当前位置：文江博客话题详情

缩小 32 位 RGB 图像的最快算法

发布于 2024-08-10 17:20:38 字数 223 浏览 9 评论 0原文

使用哪种算法将 32 位 RGB 图像缩小到自定义分辨率？算法应该平均像素。

例如，如果我有 100x100 的图像，并且我想要尺寸为 20x50 的新图像。第一个源行的前五个像素的平均值将给出目标的第一个像素，第一个源列的前两个像素的平均值将给出第一个目标列像素。

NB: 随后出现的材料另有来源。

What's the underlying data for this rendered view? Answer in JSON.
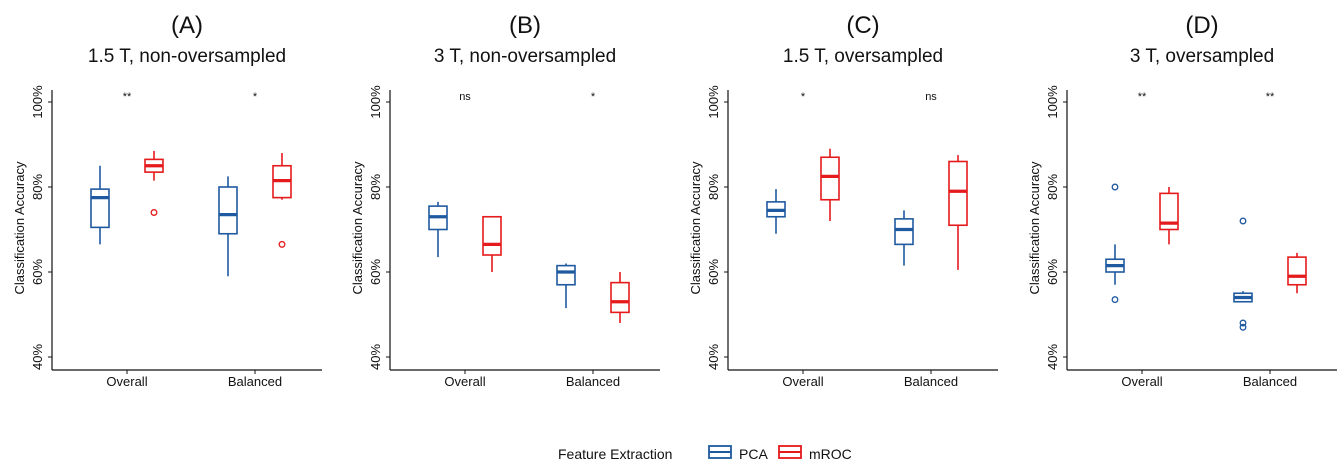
{
  "colors": {
    "PCA": "#1f5aa0",
    "mROC": "#e41a1c",
    "axis": "#111111"
  },
  "legend": {
    "title": "Feature Extraction",
    "items": [
      {
        "name": "PCA",
        "color": "#1f5aa0"
      },
      {
        "name": "mROC",
        "color": "#e41a1c"
      }
    ]
  },
  "chart_data": [
    {
      "type": "boxplot",
      "label": "(A)",
      "title": "1.5 T, non-oversampled",
      "ylabel": "Classification Accuracy",
      "ylim": [
        40,
        100
      ],
      "yticks": [
        "40%",
        "60%",
        "80%",
        "100%"
      ],
      "categories": [
        "Overall",
        "Balanced"
      ],
      "significance": [
        "**",
        "*"
      ],
      "series": [
        {
          "name": "PCA",
          "boxes": [
            {
              "min": 66.5,
              "q1": 70.5,
              "median": 77.5,
              "q3": 79.5,
              "max": 85,
              "outliers": []
            },
            {
              "min": 59,
              "q1": 69,
              "median": 73.5,
              "q3": 80,
              "max": 82.5,
              "outliers": []
            }
          ]
        },
        {
          "name": "mROC",
          "boxes": [
            {
              "min": 81.5,
              "q1": 83.5,
              "median": 85,
              "q3": 86.5,
              "max": 88.5,
              "outliers": [
                74
              ]
            },
            {
              "min": 77,
              "q1": 77.5,
              "median": 81.5,
              "q3": 85,
              "max": 88,
              "outliers": [
                66.5
              ]
            }
          ]
        }
      ]
    },
    {
      "type": "boxplot",
      "label": "(B)",
      "title": "3 T, non-oversampled",
      "ylabel": "Classification Accuracy",
      "ylim": [
        40,
        100
      ],
      "yticks": [
        "40%",
        "60%",
        "80%",
        "100%"
      ],
      "categories": [
        "Overall",
        "Balanced"
      ],
      "significance": [
        "ns",
        "*"
      ],
      "series": [
        {
          "name": "PCA",
          "boxes": [
            {
              "min": 63.5,
              "q1": 70,
              "median": 73,
              "q3": 75.5,
              "max": 76.5,
              "outliers": []
            },
            {
              "min": 51.5,
              "q1": 57,
              "median": 60,
              "q3": 61.5,
              "max": 62,
              "outliers": []
            }
          ]
        },
        {
          "name": "mROC",
          "boxes": [
            {
              "min": 60,
              "q1": 64,
              "median": 66.5,
              "q3": 73,
              "max": 73,
              "outliers": []
            },
            {
              "min": 48,
              "q1": 50.5,
              "median": 53,
              "q3": 57.5,
              "max": 60,
              "outliers": []
            }
          ]
        }
      ]
    },
    {
      "type": "boxplot",
      "label": "(C)",
      "title": "1.5 T, oversampled",
      "ylabel": "Classification Accuracy",
      "ylim": [
        40,
        100
      ],
      "yticks": [
        "40%",
        "60%",
        "80%",
        "100%"
      ],
      "categories": [
        "Overall",
        "Balanced"
      ],
      "significance": [
        "*",
        "ns"
      ],
      "series": [
        {
          "name": "PCA",
          "boxes": [
            {
              "min": 69,
              "q1": 73,
              "median": 74.5,
              "q3": 76.5,
              "max": 79.5,
              "outliers": []
            },
            {
              "min": 61.5,
              "q1": 66.5,
              "median": 70,
              "q3": 72.5,
              "max": 74.5,
              "outliers": []
            }
          ]
        },
        {
          "name": "mROC",
          "boxes": [
            {
              "min": 72,
              "q1": 77,
              "median": 82.5,
              "q3": 87,
              "max": 89,
              "outliers": []
            },
            {
              "min": 60.5,
              "q1": 71,
              "median": 79,
              "q3": 86,
              "max": 87.5,
              "outliers": []
            }
          ]
        }
      ]
    },
    {
      "type": "boxplot",
      "label": "(D)",
      "title": "3 T, oversampled",
      "ylabel": "Classification Accuracy",
      "ylim": [
        40,
        100
      ],
      "yticks": [
        "40%",
        "60%",
        "80%",
        "100%"
      ],
      "categories": [
        "Overall",
        "Balanced"
      ],
      "significance": [
        "**",
        "**"
      ],
      "series": [
        {
          "name": "PCA",
          "boxes": [
            {
              "min": 57,
              "q1": 60,
              "median": 61.5,
              "q3": 63,
              "max": 66.5,
              "outliers": [
                80,
                53.5
              ]
            },
            {
              "min": 53,
              "q1": 53,
              "median": 54,
              "q3": 55,
              "max": 55.5,
              "outliers": [
                72,
                48,
                47
              ]
            }
          ]
        },
        {
          "name": "mROC",
          "boxes": [
            {
              "min": 66.5,
              "q1": 70,
              "median": 71.5,
              "q3": 78.5,
              "max": 80,
              "outliers": []
            },
            {
              "min": 55,
              "q1": 57,
              "median": 59,
              "q3": 63.5,
              "max": 64.5,
              "outliers": []
            }
          ]
        }
      ]
    }
  ]
}
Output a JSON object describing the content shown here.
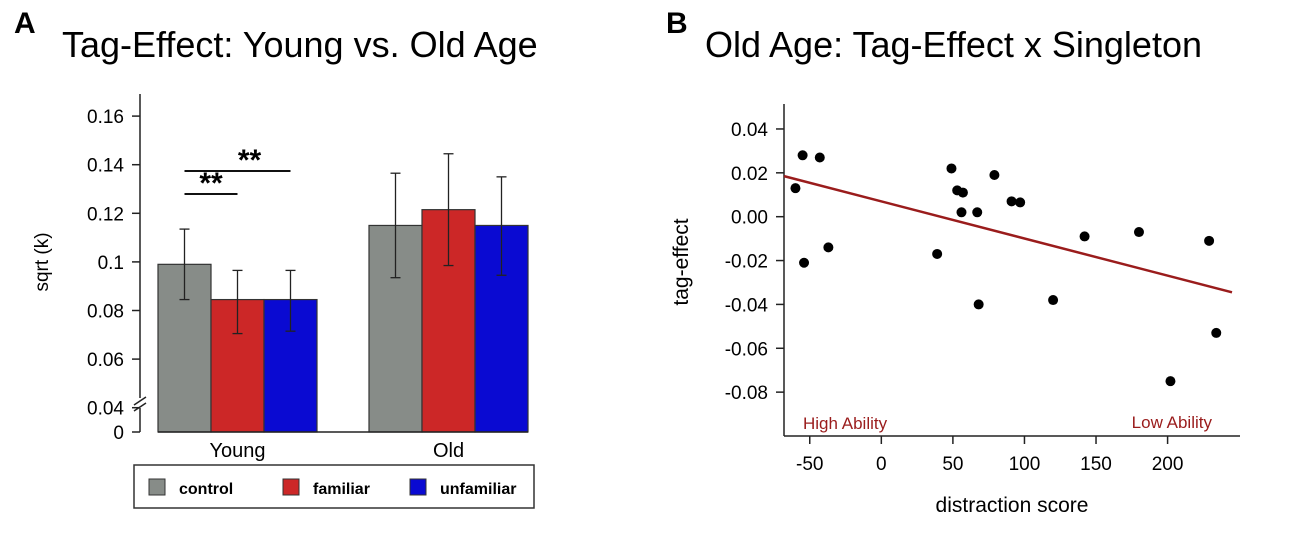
{
  "panels": [
    {
      "letter": "A",
      "title": "Tag-Effect: Young vs. Old Age"
    },
    {
      "letter": "B",
      "title": "Old Age: Tag-Effect x Singleton"
    }
  ],
  "chart_data": [
    {
      "type": "bar",
      "title": "Tag-Effect: Young vs. Old Age",
      "xlabel": "",
      "ylabel": "sqrt (k)",
      "categories": [
        "Young",
        "Old"
      ],
      "ylim": [
        0.03,
        0.16
      ],
      "axis_break": true,
      "yticks": [
        "0.16",
        "0.14",
        "0.12",
        "0.1",
        "0.08",
        "0.06",
        "0.04",
        "0"
      ],
      "series": [
        {
          "name": "control",
          "color": "#878c88",
          "values": [
            0.099,
            0.115
          ],
          "errors": [
            [
              0.0845,
              0.1135
            ],
            [
              0.0935,
              0.1365
            ]
          ]
        },
        {
          "name": "familiar",
          "color": "#cc2727",
          "values": [
            0.0845,
            0.1215
          ],
          "errors": [
            [
              0.0705,
              0.0965
            ],
            [
              0.0985,
              0.1445
            ]
          ]
        },
        {
          "name": "unfamiliar",
          "color": "#0a0ad2",
          "values": [
            0.0845,
            0.115
          ],
          "errors": [
            [
              0.0715,
              0.0965
            ],
            [
              0.0945,
              0.135
            ]
          ]
        }
      ],
      "significance": [
        {
          "label": "**",
          "category": "Young",
          "from": "control",
          "to": "unfamiliar"
        },
        {
          "label": "**",
          "category": "Young",
          "from": "control",
          "to": "familiar"
        }
      ],
      "legend": {
        "position": "bottom",
        "items": [
          "control",
          "familiar",
          "unfamiliar"
        ]
      }
    },
    {
      "type": "scatter",
      "title": "Old Age: Tag-Effect x Singleton",
      "xlabel": "distraction score",
      "ylabel": "tag-effect",
      "xlim": [
        -68,
        245
      ],
      "ylim": [
        -0.1,
        0.045
      ],
      "xticks": [
        -50,
        0,
        50,
        100,
        150,
        200
      ],
      "xtick_labels": [
        "-50",
        "0",
        "50",
        "100",
        "150",
        "200"
      ],
      "yticks": [
        0.04,
        0.02,
        0.0,
        -0.02,
        -0.04,
        -0.06,
        -0.08
      ],
      "ytick_labels": [
        "0.04",
        "0.02",
        "0.00",
        "-0.02",
        "-0.04",
        "-0.06",
        "-0.08"
      ],
      "points": [
        {
          "x": -60,
          "y": 0.013
        },
        {
          "x": -55,
          "y": 0.028
        },
        {
          "x": -54,
          "y": -0.021
        },
        {
          "x": -43,
          "y": 0.027
        },
        {
          "x": -37,
          "y": -0.014
        },
        {
          "x": 39,
          "y": -0.017
        },
        {
          "x": 49,
          "y": 0.022
        },
        {
          "x": 53,
          "y": 0.012
        },
        {
          "x": 56,
          "y": 0.002
        },
        {
          "x": 57,
          "y": 0.011
        },
        {
          "x": 67,
          "y": 0.002
        },
        {
          "x": 68,
          "y": -0.04
        },
        {
          "x": 79,
          "y": 0.019
        },
        {
          "x": 91,
          "y": 0.007
        },
        {
          "x": 97,
          "y": 0.0065
        },
        {
          "x": 120,
          "y": -0.038
        },
        {
          "x": 142,
          "y": -0.009
        },
        {
          "x": 180,
          "y": -0.007
        },
        {
          "x": 202,
          "y": -0.075
        },
        {
          "x": 229,
          "y": -0.011
        },
        {
          "x": 234,
          "y": -0.053
        }
      ],
      "fit_line": {
        "color": "#9a1c1c",
        "x": [
          -68,
          245
        ],
        "y": [
          0.0185,
          -0.0345
        ]
      },
      "annotations": [
        {
          "text": "High Ability",
          "color": "#9a1c1c",
          "anchor": "bottom-left"
        },
        {
          "text": "Low Ability",
          "color": "#9a1c1c",
          "anchor": "bottom-right"
        }
      ]
    }
  ]
}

目前我所做的是首先缩小 X 分辨率，然后缩小 Y 分辨率。我在此方法中需要一个临时缓冲区。

您知道有什么优化方法吗？

原文

分享到QQ

分享到微博

如果你对这篇内容有疑问，欢迎到本站社区发帖提问参与讨论，获取更多帮助，或者扫码二维码加入 Web 技术交流群。

发布评论

需要登录才能够评论，你可以免费注册一个本站的账号。

我做我的改变 2024-08-17 17:20:38

您正在寻找的术语是“重新采样”。在您的情况下，您需要图像重新采样。您似乎已经在进行线性插值，这应该是最快的。这里有大约 6 种基本算法。如果您确实想深入研究该主题，请查看“重采样内核”。

回复收藏 0 原文

梦年海沫深 2024-08-17 17:20:38

完成标准 C 优化（指针算术、定点数学等...）
还有一些更巧妙的优化。（非常）很久以前，我看到一个首先缩放 X 方向的缩放器实现。在写出水平缩放图像的过程中，它在内存中将图像旋转了 90 度。这样，当需要读取 Y 方向刻度时，内存中的数据会更好地缓存对齐。

该技术在很大程度上取决于它将运行的处理器。

回复收藏 0 原文

混浊又暗下来 2024-08-17 17:20:38

这对适当的像素进行平均。

 w_ratio = src.w / dest.w
 h_ratio = src.h / dest.h

 dest[x,y] = 
    AVG( src[x * w_ratio + xi, y * h_ratio + yi] ) 
      where
           xi in range (0, w_ratio - 1), inc by 1
           yi in range (0, h_ratio - 1), inc by 1

对于边界条件，执行单独的循环（循环中没有 if ）。

这是一个更像 C 的代码：

src 和 dest 是位图：
* 像素属性 src[x,y]
* 宽度属性 src.w
* 高度

像素的属性 src.h 已定义，以便

为简单起见添加

p1 = p1 + p2     
is same as
p1.r = p1.r + p2.r
p1.g = p1.g + p2.g
...

除法

p1 = p1 / c
p1.r = p1.r / c
p1.g = p1.g / c

常量 0 的

p1 = 0
p1.r = 0
p1.g = 0
...

评估，当像素分量整数溢出时我不会考虑问题...

float w_ratio = src.w / dest.w;
float h_ratio = src.h / dest.h;
int w_ratio_i = floor(w_ratio);
int h_ratio_i = floor(h_ratio);

wxh = w_ratio*h_ratio;

for (y = 0; y < dest.w; y++)
for (x = 0; x < dest.h; x++){
    pixel temp = 0;     

    int srcx, srcy;
    // we have to use here the floating point value w_ratio, h_ratio
    // otherwise towards the end it can get a little wrong
    // this multiplication can be optimized similarly to Bresenham's line
    srcx = floor(x * w_ratio);
    srcy = floor(y * h_ratio);

    // here we use floored value otherwise it might overflow src bitmap
    for(yi = 0; yi < h_ratio_i; yi++)
    for(xi = 0; xi < w_ratio_i; xi++)
            temp += src[srcx + xi, srcy + yi];
    dest[x,y] = temp / wxh;
}

Bresenham 线路优化

This averages the appropriate pixels.

 w_ratio = src.w / dest.w
 h_ratio = src.h / dest.h

 dest[x,y] = 
    AVG( src[x * w_ratio + xi, y * h_ratio + yi] ) 
      where
           xi in range (0, w_ratio - 1), inc by 1
           yi in range (0, h_ratio - 1), inc by 1

For boundary conditions do a separate loop (no if's in loop).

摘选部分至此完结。